Übersicht: Partner mit Kurzbeschreibung

BTU Cottbus, Lehrstuhl Rechnernetze und Kommunikationssysteme

• Kompetenzen:
Host- und netzbasierte Signaturerkennung, Signature Engineering, Intrusion Detection
• Rolle im Projekt:
Projektkoordination, Arbeit an der IDS-Komponente und der regelbasierten Policy-Sprache (speziell: SGML-Einbindung, Signaturen für JavaScriptAnwendungen)

FAU Erlangen, Lehrstuhl für Sicherheitsinfrastrukturen

• Kompetenzen:
Expertise auf dem Gebiet praktischer Computersicherheit: Cold Boot Attacks, Malware, Timing und Seitenkanalangriffe, Angriffsmodelle bei drahtlosen Netzwerken
• Rolle im Projekt:
Aufstellung eines Systems zur Einschätzung der Gefährlichkeit von vorliegendem JavaScript-Code; Arbeit an dem Kompromiss zwischen Sicherheit und Performance für den Demonstrator des Projekts

genua GmbH

• Kompetenzen:
langjährige praktische Erfahrung bei der Implementierung von spezifischen Anwendungs-Proxies auf dem Application Level Gateway der zweistufigen Hochsicherheits-Firewall genugate; Erfahrungen mit Sicherheitsanforderungen durch mehrfache Zertifizierungs- und Zulassungsverfahren für die hauseigenen Produkte
• Rolle im Projekt:
HTTP-Einbindung für das IDS (speziell: Kompression, De-Chunking); asynchrone Kopplung der eigenen Firewalls in das Gesamtsystem

Universität Innsbruck, Lehrstuhl für Technische Informatik

• Kompetenzen:
themenverwandte Vorarbeiten durch verschiedene Masterarbeiten am Lehrstuhl
• Rolle im Projekt:
Aktivierung von IDS auf Basis von Anomalie-Erkennung, Performance-Optimierung durch Monitoring Toolkit Vermont, evtl. erweiterte Erkennung von HTTP-Sitzungen

Ixia Technologies Europe Limited

• Kompetenzen:
ausgeprägte praktische Erfahrung beim Testen von Komponenten der IT-Infrastruktur im Hochlastbereich als Hersteller eigener Lösungen
• Rolle im Projekt:
Bereitstellen von Test-Equipment für den Demonstrator, Anpassen von Testszenarien für das Projekt

Über den Autor

Dipl.-Inf.

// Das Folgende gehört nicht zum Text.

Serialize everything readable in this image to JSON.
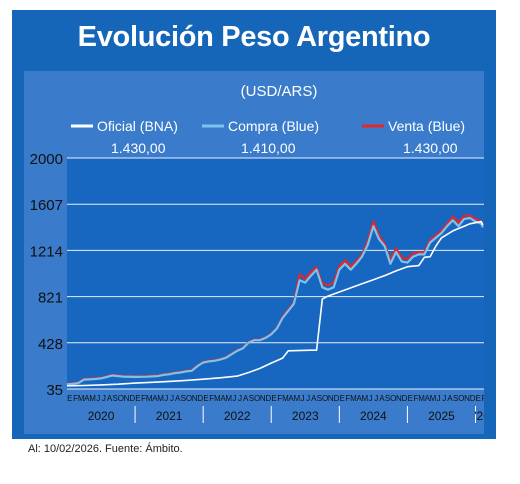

Alexander von Gernler ist bei der genua mbh für Forschungsprojekte zuständig und hier stets auf der Suche nach neuen, interessanten Betätigungsfeldern im Bereich Computer- und Netzwerksicherheit. Davor hat er bei genua auch schon als Software- und Systementwickler sowie Scrum Master gearbeitet und hat daher ein großes Praxiswissen, von dem er für seine jetzige Tätigkeit profitieren kann.